Turning his attention next to the sea-anemones, medusa?, etc., he was equally successful. He is convinced that the pigment-bodies are true algæ and he records this remarkable experiment: "The exposure of a shoal of the beautiful blue pelagic Siphonophore, Velella, for a few hours, enabled me to collect a large quantity of gas which yielded from twenty-four to twenty-five per cent of oxygen. . . . But the most startling result was obtained by the exposure of the common Anthea cereus [sea-anemone], which yielded great quantities of gas, containing on an average from thirty-two to thirty-eight per cent of oxygen." He was able also to prove that this gas came from the associated algæ—specimens destitute of algæ giving off no oxygen whatever.

It is, therefore, now very certain that the yellow cells of radiolarians and the pigment-bodies of cœlenterates are in many cases true alga; living in the animal substance. Geddes's work, when added to that of Cienkowski, the Hertwigs, and Brandt, makes this so clear that we are justified in fully accepting their theory, and in hereafter considering the association of certain chlorophyl-bearing plants with certain animals as an established fact. It has been proposed to apply to this association the term symbiosis, and to designate animals which are thus supplied with algoid messmates as "symbiotic." So much for the "yellow cells" and pigment-bodies of radiolarians and coelenterates. Dr. Brandt, it will be remembered, has expressed his belief that the green-colored Hydra and Spongilla are also symbiotic. In Mr. Geddes's paper nothing is said upon this subject, although, from a remark let fall near the close, it is plain that when the paper was written he did not accept Dr. Brandt's view, but would reserve Hydra, Spongilla, and Convoluta, for a special group of "vegetating animals" distinctly unlike those which are symbiotic.

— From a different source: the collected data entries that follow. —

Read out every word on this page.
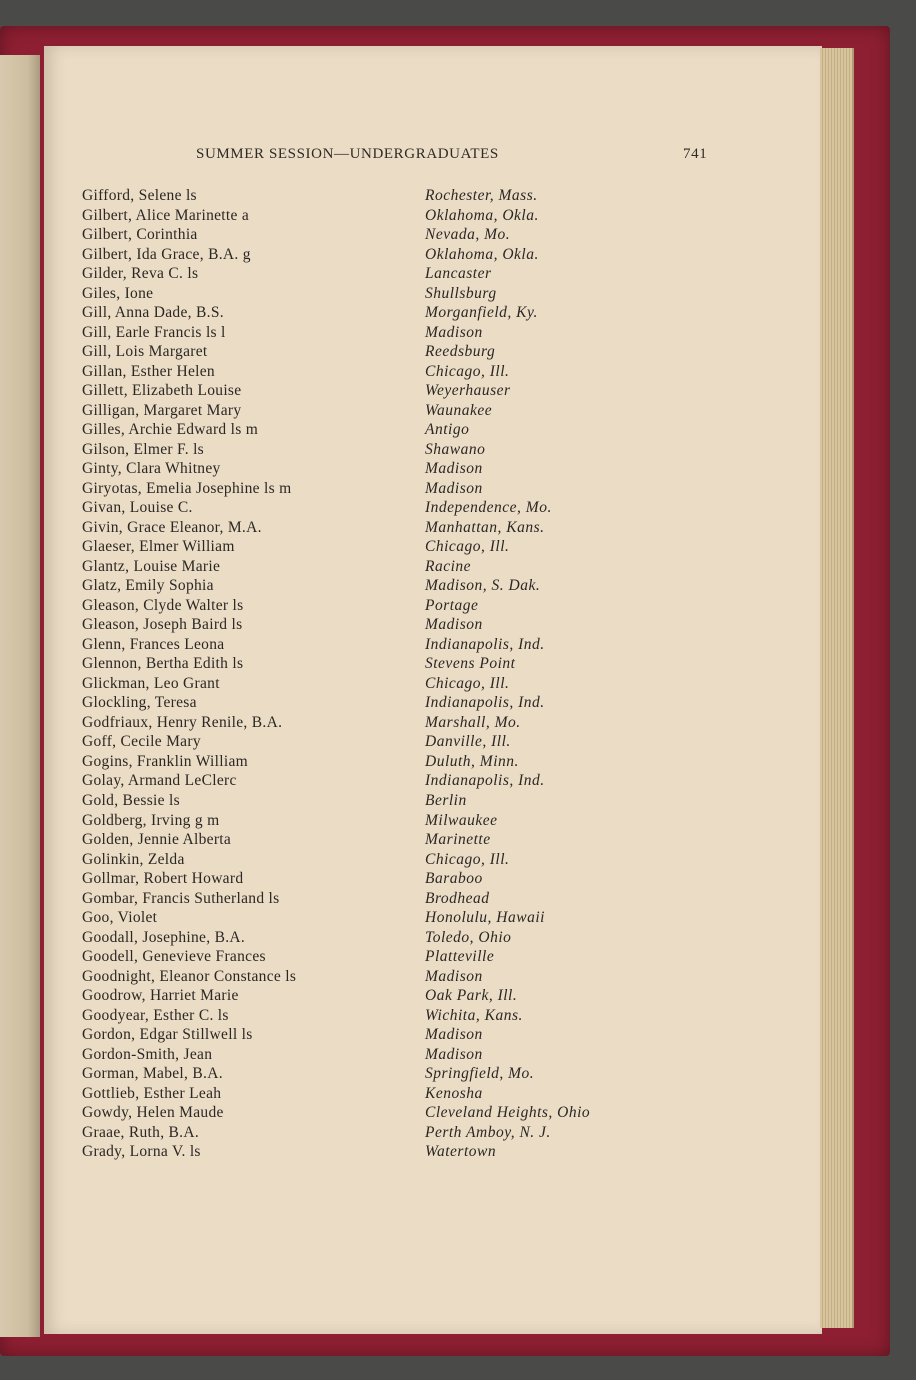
SUMMER SESSION—UNDERGRADUATES	741
Gifford, Selene ls	Rochester, Mass.
Gilbert, Alice Marinette a	Oklahoma, Okla.
Gilbert, Corinthia	Nevada, Mo.
Gilbert, Ida Grace, B.A. g	Oklahoma, Okla.
Gilder, Reva C. ls	Lancaster
Giles, Ione	Shullsburg
Gill, Anna Dade, B.S.	Morganfield, Ky.
Gill, Earle Francis ls l	Madison
Gill, Lois Margaret	Reedsburg
Gillan, Esther Helen	Chicago, Ill.
Gillett, Elizabeth Louise	Weyerhauser
Gilligan, Margaret Mary	Waunakee
Gilles, Archie Edward ls m	Antigo
Gilson, Elmer F. ls	Shawano
Ginty, Clara Whitney	Madison
Giryotas, Emelia Josephine ls m	Madison
Givan, Louise C.	Independence, Mo.
Givin, Grace Eleanor, M.A.	Manhattan, Kans.
Glaeser, Elmer William	Chicago, Ill.
Glantz, Louise Marie	Racine
Glatz, Emily Sophia	Madison, S. Dak.
Gleason, Clyde Walter ls	Portage
Gleason, Joseph Baird ls	Madison
Glenn, Frances Leona	Indianapolis, Ind.
Glennon, Bertha Edith ls	Stevens Point
Glickman, Leo Grant	Chicago, Ill.
Glockling, Teresa	Indianapolis, Ind.
Godfriaux, Henry Renile, B.A.	Marshall, Mo.
Goff, Cecile Mary	Danville, Ill.
Gogins, Franklin William	Duluth, Minn.
Golay, Armand LeClerc	Indianapolis, Ind.
Gold, Bessie ls	Berlin
Goldberg, Irving g m	Milwaukee
Golden, Jennie Alberta	Marinette
Golinkin, Zelda	Chicago, Ill.
Gollmar, Robert Howard	Baraboo
Gombar, Francis Sutherland ls	Brodhead
Goo, Violet	Honolulu, Hawaii
Goodall, Josephine, B.A.	Toledo, Ohio
Goodell, Genevieve Frances	Platteville
Goodnight, Eleanor Constance ls	Madison
Goodrow, Harriet Marie	Oak Park, Ill.
Goodyear, Esther C. ls	Wichita, Kans.
Gordon, Edgar Stillwell ls	Madison
Gordon-Smith, Jean	Madison
Gorman, Mabel, B.A.	Springfield, Mo.
Gottlieb, Esther Leah	Kenosha
Gowdy, Helen Maude	Cleveland Heights, Ohio
Graae, Ruth, B.A.	Perth Amboy, N. J.
Grady, Lorna V. ls	Watertown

Professor Lankester, however, while inclined to accept all that has been shown for symbiosis in the other cases, refuses most emphatically to apply that doctrine to Hydra and Spongilla. His dissent is all the more important, because he has paid much attention to the study of animal and plant pigments (especially with the spectroscope); and, because he was the first to establish the presence of chlorophyl in Hydra and Spongilla, he has a special right to be heard in this case. In the paper quoted above he attacks the subject with great vigor, and describes several important experiments tending to show that the green color of Hydra and Spongilla is due to chlorophyl bodies analogous rather to those structures in plants than to any algoid messmates. He fails to confirm Dr. Brandt's observations, and questions the virtue of his inferences so generally, that the two authorities are practically in diametrical opposition. It is obvious that still further studies must be made upon these so-called "vegetating animals," and that at present it would be highly unsafe to consider them as symbiotic.